Re: Detection rate of msbl.org
On Wed, 1 Jul 2020 10:49:03 +0200 Marc Roos wrote: > Jul 1 01:08:45 spam1 sendmail[19193]: 05UN8fHL019193: Milter: > from=, reject=550 5.7.1 Rejected > feedb...@service.alibaba.com SPAM (ebl.msbl.org) I don't know what this is, but I guess it's not a purely SA based milter as it gives a single reason for rejection. Most of the hits on EBL that I get with SA are from addresses parsed out of the body - often from HTML. If your milter can't do that you wont get good results. EBL is most effective against a subset of difficult spam where other types of list don't work. It should really be judged on how it effects what would otherwise would get past content filtering, not on what it prevents reaching content filtering.

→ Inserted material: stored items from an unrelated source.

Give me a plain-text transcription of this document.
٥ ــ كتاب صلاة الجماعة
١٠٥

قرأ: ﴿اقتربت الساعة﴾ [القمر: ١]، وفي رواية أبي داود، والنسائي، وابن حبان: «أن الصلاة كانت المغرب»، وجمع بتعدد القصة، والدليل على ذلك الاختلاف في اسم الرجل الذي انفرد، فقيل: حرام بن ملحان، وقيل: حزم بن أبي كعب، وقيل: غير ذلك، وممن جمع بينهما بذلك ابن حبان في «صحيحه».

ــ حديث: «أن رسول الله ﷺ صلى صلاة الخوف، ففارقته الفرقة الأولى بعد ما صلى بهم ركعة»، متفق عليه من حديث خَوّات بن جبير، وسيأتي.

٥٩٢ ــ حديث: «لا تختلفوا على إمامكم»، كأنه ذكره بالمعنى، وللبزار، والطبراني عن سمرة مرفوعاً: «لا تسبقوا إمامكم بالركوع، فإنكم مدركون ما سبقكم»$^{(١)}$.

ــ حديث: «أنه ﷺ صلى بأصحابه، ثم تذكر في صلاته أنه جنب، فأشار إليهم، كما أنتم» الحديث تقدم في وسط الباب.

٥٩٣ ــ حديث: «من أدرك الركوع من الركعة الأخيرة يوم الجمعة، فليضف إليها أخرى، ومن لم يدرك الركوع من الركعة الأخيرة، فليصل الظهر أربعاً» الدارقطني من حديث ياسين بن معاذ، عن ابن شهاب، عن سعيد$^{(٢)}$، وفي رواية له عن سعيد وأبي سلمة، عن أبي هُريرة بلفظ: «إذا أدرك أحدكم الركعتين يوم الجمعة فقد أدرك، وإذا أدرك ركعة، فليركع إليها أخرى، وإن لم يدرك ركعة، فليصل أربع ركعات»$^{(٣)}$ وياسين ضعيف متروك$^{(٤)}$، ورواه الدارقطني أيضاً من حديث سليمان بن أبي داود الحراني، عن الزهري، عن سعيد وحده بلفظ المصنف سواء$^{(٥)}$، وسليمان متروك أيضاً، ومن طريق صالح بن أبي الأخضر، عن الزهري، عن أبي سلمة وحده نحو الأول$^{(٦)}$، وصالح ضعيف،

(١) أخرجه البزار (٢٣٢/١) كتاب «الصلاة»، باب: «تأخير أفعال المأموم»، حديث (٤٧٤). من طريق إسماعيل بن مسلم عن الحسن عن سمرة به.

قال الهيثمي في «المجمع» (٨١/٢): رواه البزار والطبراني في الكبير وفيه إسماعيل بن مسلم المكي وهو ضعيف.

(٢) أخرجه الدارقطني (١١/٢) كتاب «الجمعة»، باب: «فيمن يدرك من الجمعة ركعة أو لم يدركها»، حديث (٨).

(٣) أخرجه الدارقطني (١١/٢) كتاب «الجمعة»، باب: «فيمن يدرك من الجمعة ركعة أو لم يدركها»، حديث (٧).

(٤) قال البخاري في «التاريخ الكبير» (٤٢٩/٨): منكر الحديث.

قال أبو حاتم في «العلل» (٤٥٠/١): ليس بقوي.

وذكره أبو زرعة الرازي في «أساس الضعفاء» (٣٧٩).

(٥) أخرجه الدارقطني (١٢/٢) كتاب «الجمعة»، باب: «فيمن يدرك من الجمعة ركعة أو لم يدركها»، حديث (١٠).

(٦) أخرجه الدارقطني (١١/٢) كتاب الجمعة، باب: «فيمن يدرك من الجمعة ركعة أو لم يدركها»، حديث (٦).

RE: Detection rate of msbl.org
Not much yet, I got this one[1]. But I am having this check as one of the last. Most connections are already failing with 'Possibly forged hostname' [1] Jul 1 01:08:45 spam1 sendmail[19193]: 05UN8fHL019193: Milter: from=, reject=550 5.7.1 Rejected feedb...@service.alibaba.com SPAM (ebl.msbl.org) -Original Message- From: James Brown [mailto:jlbr...@bordo.com.au] Sent: maandag 22 juni 2020 16:07 To: users@spamassassin.apache.org Subject: Detection rate of msbl.org I’m thinking about using the EBL from msbl.org with SA. Can anyone tell me what detection rate they are getting with it? Is it worth using, or would the spam be trapped by other methods (RBL, etc) anyway? Pretty hard to find much information about how useful it is. Thanks, James.